Wis. SC justice says 'chokehold' never happened

By John O'Brien | May 1, 2012


MADISON, Wis. (Legal Newsline) - Wisconsin Supreme Court Justice David Prosser said Monday that he was defending himself from a charging colleague when he made contact with her neck and admitted that he once called the court's chief justice "a total bitch."

Prosser made the statements in his answer to a complaint filed against him by the state Judicial Commission. The complaint charges him with choking Justice Ann Walsh Bradley during a June argument over the release date of an opinion regarding Gov. Scott Walker's controversial Budget Repair Bill.

Prosser says Bradley was the aggressor.

"(Bradley) charges Justice Prosser with her right hand in a fist after Justice Prosser said he had lost confidence in (Chief Justice Shirley Abrahamson's) ability to lead the court," Prosser's answer says.

"She lost control of her actions and emotions. When Justice Bradley was within inches of Justice Prosser, he instinctively put his hands up to protect himself and briefly made contact with Justice Bradley's neck."

In March, the commission said it found probable cause to believe that Prosser violated the state code of judicial conduct.
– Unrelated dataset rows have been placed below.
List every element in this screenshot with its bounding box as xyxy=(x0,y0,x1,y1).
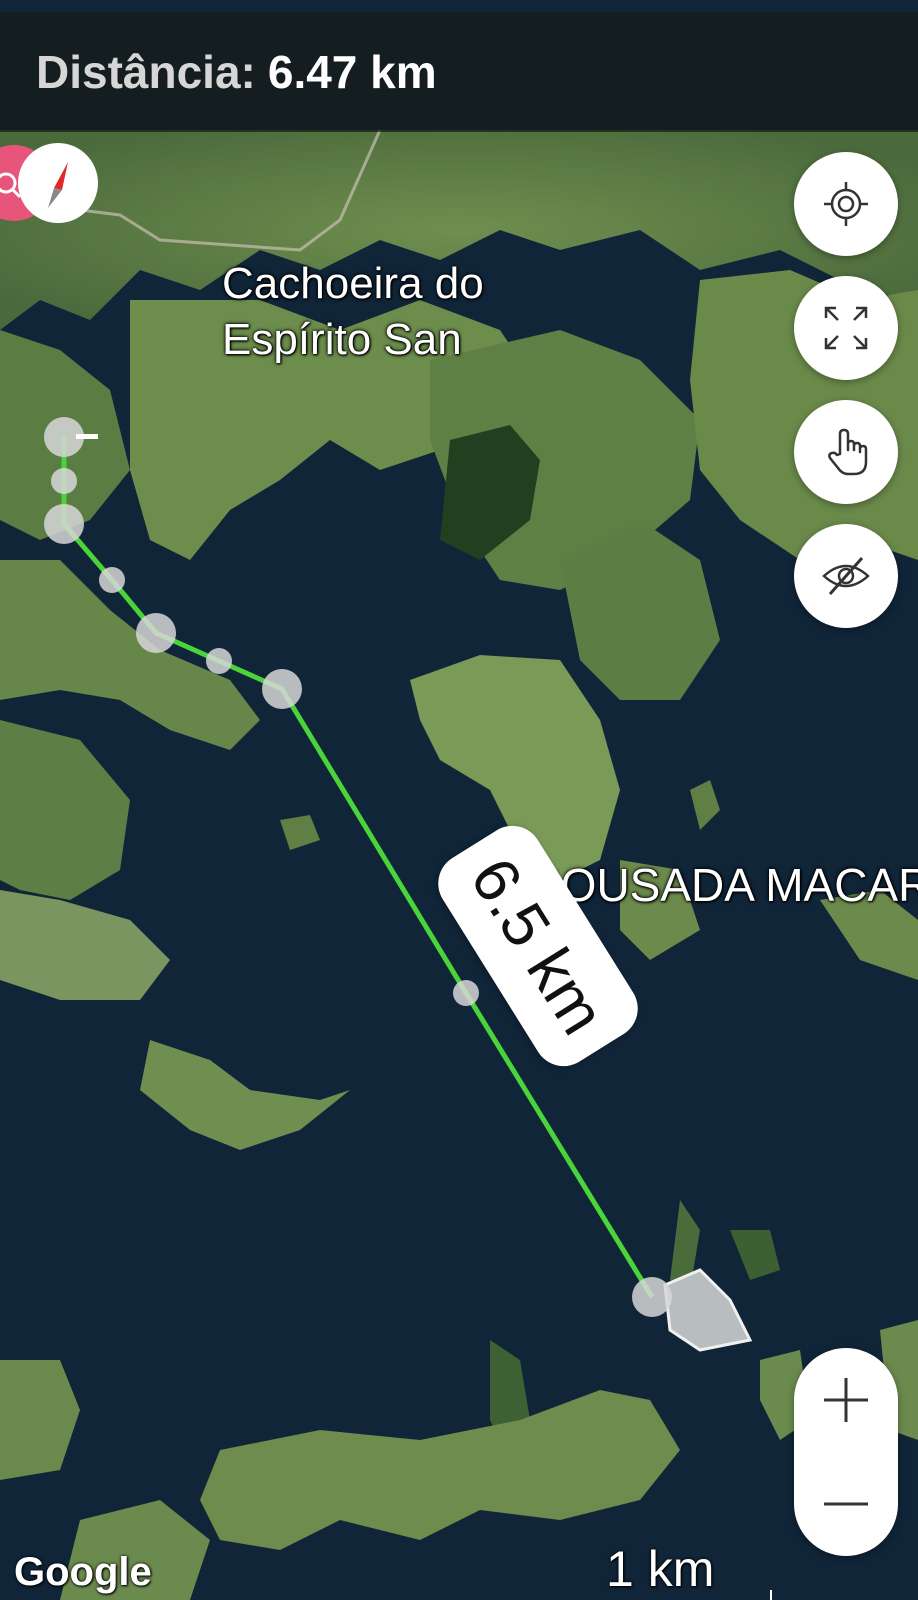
poi-label: POUSADA MACAR xyxy=(530,859,918,911)
route-midpoint[interactable] xyxy=(453,980,479,1006)
google-attribution: Google xyxy=(14,1550,152,1594)
town-label: Cachoeira do Espírito San xyxy=(222,259,484,364)
route-vertex[interactable] xyxy=(136,613,176,653)
scale-bar xyxy=(770,1590,772,1600)
eye-off-icon xyxy=(822,557,870,595)
route-midpoint[interactable] xyxy=(99,567,125,593)
compass-button[interactable] xyxy=(0,138,102,228)
scale-label: 1 km xyxy=(606,1541,715,1597)
minus-icon xyxy=(824,1502,868,1506)
expand-icon xyxy=(824,306,868,350)
plus-icon xyxy=(824,1378,868,1422)
zoom-in-button[interactable] xyxy=(794,1348,898,1452)
route-vertex[interactable] xyxy=(632,1277,672,1317)
distance-header: Distância: 6.47 km xyxy=(0,12,918,132)
route-vertex[interactable] xyxy=(44,504,84,544)
toggle-visibility-button[interactable] xyxy=(794,524,898,628)
crosshair-icon xyxy=(824,182,868,226)
route-vertex[interactable] xyxy=(262,669,302,709)
route-vertex-tick xyxy=(76,434,98,439)
distance-label: Distância: xyxy=(36,46,256,98)
pan-mode-button[interactable] xyxy=(794,400,898,504)
zoom-controls xyxy=(794,1348,898,1556)
route-midpoint[interactable] xyxy=(206,648,232,674)
hand-pointer-icon xyxy=(828,428,868,476)
my-location-button[interactable] xyxy=(794,152,898,256)
fullscreen-button[interactable] xyxy=(794,276,898,380)
zoom-out-button[interactable] xyxy=(794,1452,898,1556)
route-midpoint[interactable] xyxy=(51,468,77,494)
compass-icon xyxy=(0,143,98,223)
satellite-map[interactable] xyxy=(0,0,918,1600)
distance-value: 6.47 km xyxy=(267,46,437,98)
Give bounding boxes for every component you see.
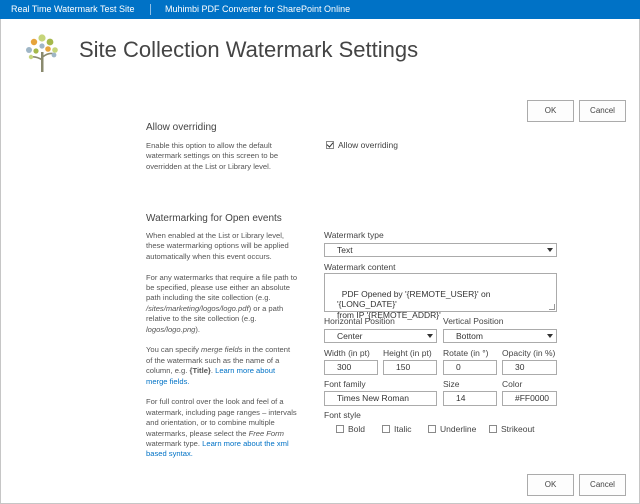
ok-button-bottom[interactable]: OK (527, 474, 574, 496)
desc-paragraph-3: You can specify merge fields in the cont… (146, 345, 291, 386)
opacity-input[interactable]: 30 (502, 360, 557, 375)
allow-overriding-checkbox[interactable] (326, 141, 334, 149)
size-input[interactable]: 14 (443, 391, 497, 406)
bold-label: Bold (348, 424, 366, 434)
watermark-type-select[interactable]: Text (324, 243, 557, 257)
resize-grip-icon[interactable] (549, 304, 555, 310)
allow-overriding-row[interactable]: Allow overriding (326, 140, 398, 150)
vertical-position-select[interactable]: Bottom (443, 329, 557, 343)
rotate-label: Rotate (in °) (443, 348, 489, 358)
underline-checkbox[interactable] (428, 425, 436, 433)
suite-bar: Real Time Watermark Test Site Muhimbi PD… (0, 0, 640, 19)
suite-bar-separator (150, 4, 151, 15)
font-style-label: Font style (324, 410, 361, 420)
page-title: Site Collection Watermark Settings (79, 37, 419, 62)
rotate-input[interactable]: 0 (443, 360, 497, 375)
opacity-label: Opacity (in %) (502, 348, 556, 358)
chevron-down-icon (547, 248, 553, 252)
vertical-position-value: Bottom (456, 331, 483, 341)
chevron-down-icon (547, 334, 553, 338)
italic-label: Italic (394, 424, 412, 434)
width-label: Width (in pt) (324, 348, 370, 358)
width-input[interactable]: 300 (324, 360, 378, 375)
strikeout-label: Strikeout (501, 424, 535, 434)
italic-option[interactable]: Italic (382, 424, 411, 434)
watermark-type-label: Watermark type (324, 230, 384, 240)
desc-paragraph-1: When enabled at the List or Library leve… (146, 231, 289, 261)
watermark-type-value: Text (337, 245, 353, 255)
watermark-content-textarea[interactable]: PDF Opened by '{REMOTE_USER}' on '{LONG_… (324, 273, 557, 320)
ok-button-top[interactable]: OK (527, 100, 574, 122)
size-label: Size (443, 379, 460, 389)
color-input[interactable]: #FF0000 (502, 391, 557, 406)
underline-option[interactable]: Underline (428, 424, 476, 434)
font-family-label: Font family (324, 379, 366, 389)
bold-checkbox[interactable] (336, 425, 344, 433)
strikeout-option[interactable]: Strikeout (489, 424, 535, 434)
height-label: Height (in pt) (383, 348, 432, 358)
cancel-button-top[interactable]: Cancel (579, 100, 626, 122)
site-name-link[interactable]: Real Time Watermark Test Site (11, 0, 135, 19)
section-title-overriding: Allow overriding (146, 122, 217, 133)
bold-option[interactable]: Bold (336, 424, 365, 434)
app-name-link[interactable]: Muhimbi PDF Converter for SharePoint Onl… (165, 0, 350, 19)
italic-checkbox[interactable] (382, 425, 390, 433)
underline-label: Underline (440, 424, 477, 434)
horizontal-position-value: Center (337, 331, 363, 341)
chevron-down-icon (427, 334, 433, 338)
height-input[interactable]: 150 (383, 360, 437, 375)
horizontal-position-select[interactable]: Center (324, 329, 437, 343)
desc-paragraph-4: For full control over the look and feel … (146, 397, 297, 459)
strikeout-checkbox[interactable] (489, 425, 497, 433)
section-title-open-events: Watermarking for Open events (146, 213, 282, 224)
cancel-button-bottom[interactable]: Cancel (579, 474, 626, 496)
vertical-position-label: Vertical Position (443, 316, 504, 326)
color-label: Color (502, 379, 523, 389)
tree-logo-icon[interactable] (22, 30, 62, 74)
horizontal-position-label: Horizontal Position (324, 316, 395, 326)
section-desc-overriding: Enable this option to allow the default … (146, 141, 279, 171)
allow-overriding-label: Allow overriding (338, 140, 398, 150)
watermark-content-label: Watermark content (324, 262, 396, 272)
section-desc-open-events: When enabled at the List or Library leve… (146, 231, 298, 470)
font-family-input[interactable]: Times New Roman (324, 391, 437, 406)
desc-paragraph-2: For any watermarks that require a file p… (146, 272, 298, 334)
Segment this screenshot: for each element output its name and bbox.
Bradley has recounted the attack to the Journal Sentinel.

"The facts are that I was demanding that he get out of my office and he put his hands around my neck in anger in a chokehold," she told the newspaper.

Other accounts of the incident back up the story put forth Monday by Prosser, who was re-elected to the court last year and has asked that Bradley, Abrahamson, Justice Patience Roggensack and Justice Patrick Crooks to recuse themselves from the case because they are witnesses.

"(Prosser) did not put Justice Bradley in a 'chokehold,' as she publicly claimed," Prosser's answer says. "He did not 'choke' her. He did not apply pressure to her neck. He did not injure her or cause her any pain. She did not feel threatened."

Prosser did admit to the allegation that he called Abrahamson a bitch prior to the incident with Bradley.

"Admit that on one occasion in a confidential closed conference, Justice Prosser stated to the chief justice, 'You are a total bitch,'" Prosser's answer says.

"This matter is outside the jurisdiction of the Judicial Commission because it involves matter discussed in a confidential conference. Justice Prosser cannot explain the context and provocation for this private comment without disclosing confidential material."

In April, the commission urged Richard Brown, the chief judge of the Court of Appeals, to create a three-judge panel to hear the case. Brown told the commission he can't form a panel to hear the case unless the Supreme Court tells him to.